L’histoire montre que les technologies de surveillance deviennent préoccupantes lorsque le contexte politique évolue ou lorsque les protections juridiques s’affaiblissent. Un système capable d’identifier instantanément les citoyens et de relier entre elles de multiples données administratives offre potentiellement des capacités de contrôle inédites. Cette préoccupation ne concerne d’ailleurs pas uniquement les chrétiens. Elle touche également les musulmans, les sikhs, les journalistes, les défenseurs des droits humains et les opposants politiques. Lorsqu’un État dispose d’outils lui permettant de suivre toujours plus précisément les activités de ses citoyens, la question de l’équilibre entre sécurité et liberté devient centrale.

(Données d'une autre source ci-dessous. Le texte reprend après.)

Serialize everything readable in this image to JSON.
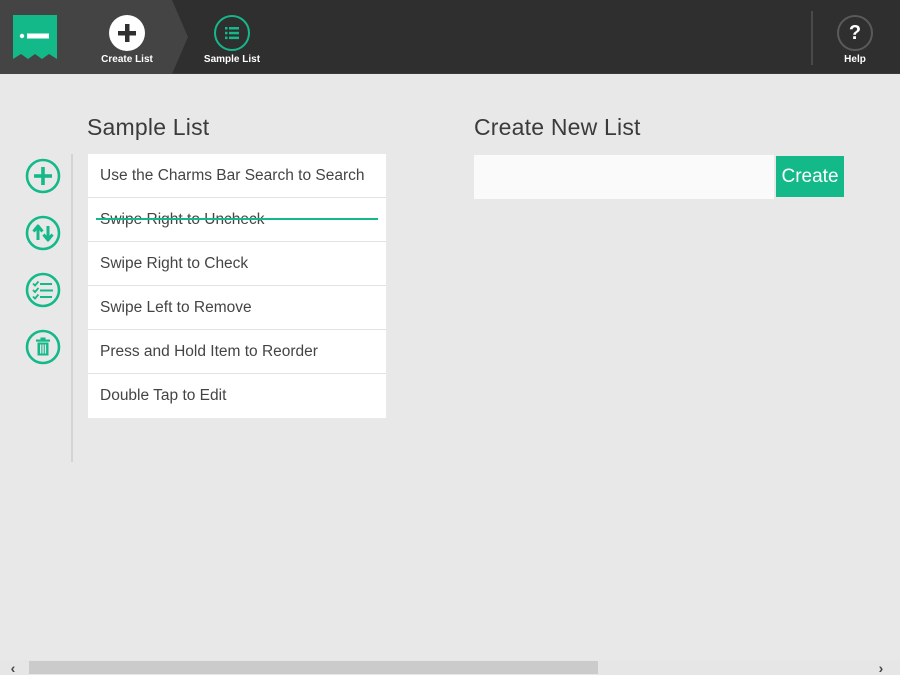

Pour les défenseurs de la liberté religieuse, l’enjeu dépasse donc largement le seul cas indien. La généralisation de l’identification biométrique pose une question fondamentale : jusqu’où une société peut-elle accepter que l’État collecte et centralise des informations sur ses citoyens sans mettre en péril les libertés qui constituent le fondement même d’une démocratie ? Au-delà de l’Inde, cette évolution invite également les Européens à réfléchir. Verra-t-on un jour en France un système comparable à Aadhaar, associant identité numérique, données biométriques et accès à une multitude de services publics ?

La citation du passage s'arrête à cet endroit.